When concerns are raised about potential undetected pollution during the sale of an industrial-property site, the buyer's lender typically requires its client to purchase Pollution insurance before the lender will finance the deal.
Sometimes, however, a seller will purchase the coverage simply to spur interest among potential buyers, as Site Pollution underwriters these days will transfer the coverage to the property buyer.
For the U.S. division of a German conglomerate trying to sell an idle industrial site a few years ago, the decision to purchase Site Pollution coverage was penny-wise and pound-brilliant, according to Cleveland-based broker Bruce Kranz, senior vice president of Environmental risk at Hylant Group Inc.

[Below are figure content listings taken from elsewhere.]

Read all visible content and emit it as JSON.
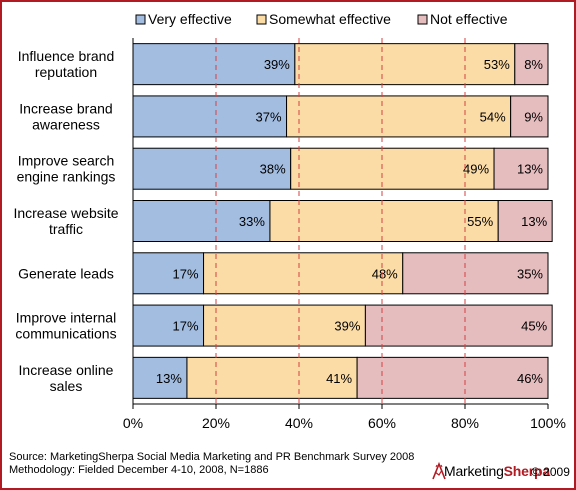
{
  "chart_data": {
    "type": "bar",
    "orientation": "horizontal",
    "stacked": true,
    "categories": [
      [
        "Influence brand",
        "reputation"
      ],
      [
        "Increase brand",
        "awareness"
      ],
      [
        "Improve search",
        "engine rankings"
      ],
      [
        "Increase website",
        "traffic"
      ],
      [
        "Generate leads"
      ],
      [
        "Improve internal",
        "communications"
      ],
      [
        "Increase online",
        "sales"
      ]
    ],
    "series": [
      {
        "name": "Very effective",
        "color": "#a3bde1",
        "values": [
          39,
          37,
          38,
          33,
          17,
          17,
          13
        ],
        "labels": [
          "39%",
          "37%",
          "38%",
          "33%",
          "17%",
          "17%",
          "13%"
        ]
      },
      {
        "name": "Somewhat effective",
        "color": "#fbdba6",
        "values": [
          53,
          54,
          49,
          55,
          48,
          39,
          41
        ],
        "labels": [
          "53%",
          "54%",
          "49%",
          "55%",
          "48%",
          "39%",
          "41%"
        ]
      },
      {
        "name": "Not effective",
        "color": "#e6bdbf",
        "values": [
          8,
          9,
          13,
          13,
          35,
          45,
          46
        ],
        "labels": [
          "8%",
          "9%",
          "13%",
          "13%",
          "35%",
          "45%",
          "46%"
        ]
      }
    ],
    "xlim": [
      0,
      100
    ],
    "xticks": [
      "0%",
      "20%",
      "40%",
      "60%",
      "80%",
      "100%"
    ],
    "gridlines": "dashed vertical",
    "legend": "top"
  },
  "footer": {
    "source": "Source: MarketingSherpa Social Media Marketing and PR Benchmark Survey 2008",
    "methodology": "Methodology: Fielded December 4-10, 2008, N=1886"
  },
  "logo": {
    "brand_part1": "Marketing",
    "brand_part2": "Sherpa",
    "copyright": "© 2009"
  }
}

Kranz could not reveal the client that purchased the coverage, but he says the U.S. division of a German parent company wanted to divest an industrial site in Philadelphia. The site had undergone decades of contamination investigation and pollution cleanups.

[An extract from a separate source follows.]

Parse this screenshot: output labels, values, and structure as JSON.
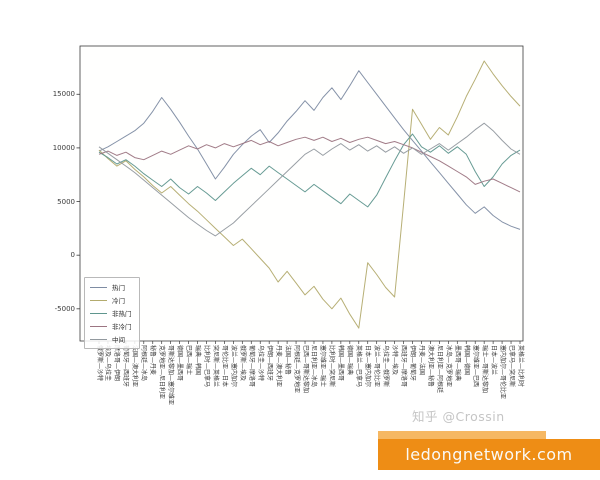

Despite all of the effort that was put into remediating the site, the company purchased a Site Pollution policy that eventually was conveyed to the company that purchased the property.
Shortly after the new owner began redeveloping the property, construction contractors unearthed a previously undetected pipeline that had leaked contaminants into the soil.
The cost to clean up the contamination nearly exhausted the Pollution policy's $10 million in limits, Kranz recalls, noting that AIG had written the coverage.
Kranz notes that the claim was straightforward and that AIG "stepped up" and paid out the proceeds to cover the loss "all up front."
"If every claim went like that, we'd sell a lot more insurance," Kranz says.